The Duke Clinical Research Institute and its strategic partners have been awarded a grant from the U.S. Food and Drug Administration (FDA) to establish a coordinating center for a Global Pediatric Clinical Trials Network (G-PCTN). The G-PCTN will support efficient pediatric clinical trials worldwide by developing scientific and operational infrastructure, fostering collaborative networks, sharing knowledge, and engaging stakeholders. The principal investigators for this program will be Drs. Danny Benjamin and Michael (Micky) Cohen-Wolkowiez.

“Although we’ve made a lot of progress in recent years, pediatric trials are still hard to complete successfully. There are perennial challenges – enrolling patients, finding access to supporting infrastructure, navigating a complex regulatory environment – that affect everyone working to advance pediatric research, but they can be especially challenging for research sites that don’t have access to resources or experience,” said Benjamin. “We’ve had great success with the Exclusivity Program, and NICHD’s off-patent program; but we need to work through some of the challenges that folks have had in meeting the requirements outlined by the Pediatric Research Equity Act. It’s crucial to have success across new therapeutics for children.”
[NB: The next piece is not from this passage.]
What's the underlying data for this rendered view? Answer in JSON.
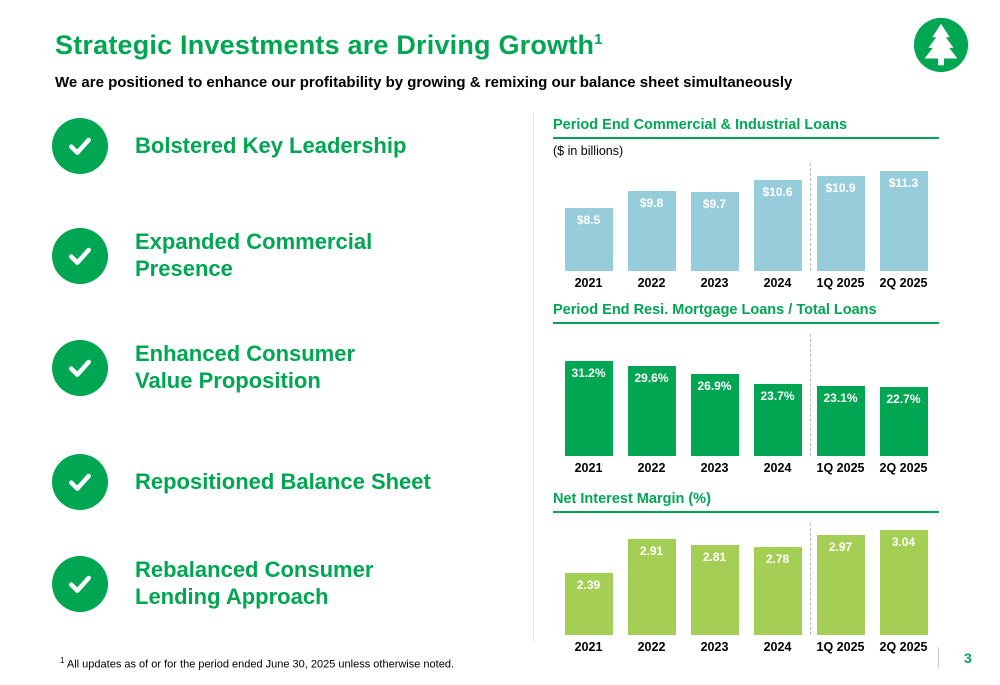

Although the Pediatric Research Equity Act (PREA) and the Best Pharmaceuticals for Children Act (BPCA) were both implemented to encourage research sponsors to conduct more pediatric clinical trials, many drugs used in children lack sufficient information to guide their safe and effective dosing. Further, 42% of pediatric trials done under BPCA have not successfully supported pediatric indications.

“Despite how vital it is for children’s health, proper dosing information is still sorely lacking for many important therapies used in children and infants,” Cohen-Wolkowiez said, noting that the relatively small numbers of patients eligible to enroll in pediatric trials of therapies for rare diseases adds an additional layer of difficulty. “This Network will provide a key opportunity to address inefficiencies and build capacity across the globe for conducting more effective pediatric clinical trials, which will help inform the decisions parents and healthcare providers make when caring for our youngest patients.”

The grant will be used to create a coordinating center comprising 3 cores for network operations, patient engagement, and scientific oversight and 5 clinical study groups devoted to study design, dosing, regulatory/pharmacy, network partnerships, and rare diseases. Benjamin, who also serves as Principal Investigator for the Eunice Kennedy Shriver National Institute of Child Health and Human Development’s Pediatric Trials Network (PTN) envisions the programs working synergistically: “There are natural interactions, or lessons learned, across the trials conducted in the older, off-patent medicines and the trials conducted for newer therapeutics.”

The creation of the Network reflects consensus findings from a multistakeholder group that included regulators, industry, academia, patient advocacy groups, disease networks, and parents. The group noted that no one set of stakeholders can address these problems in isolation; instead, a global network involving all stakeholders could better ensure successful pediatric trials, especially those being conducted in patients with rare diseases.

The G-PCTN will leverage and extend the extensive infrastructure, networks, and experience already in place via the PTN, whose administrative coordinating center is also located at the DCRI.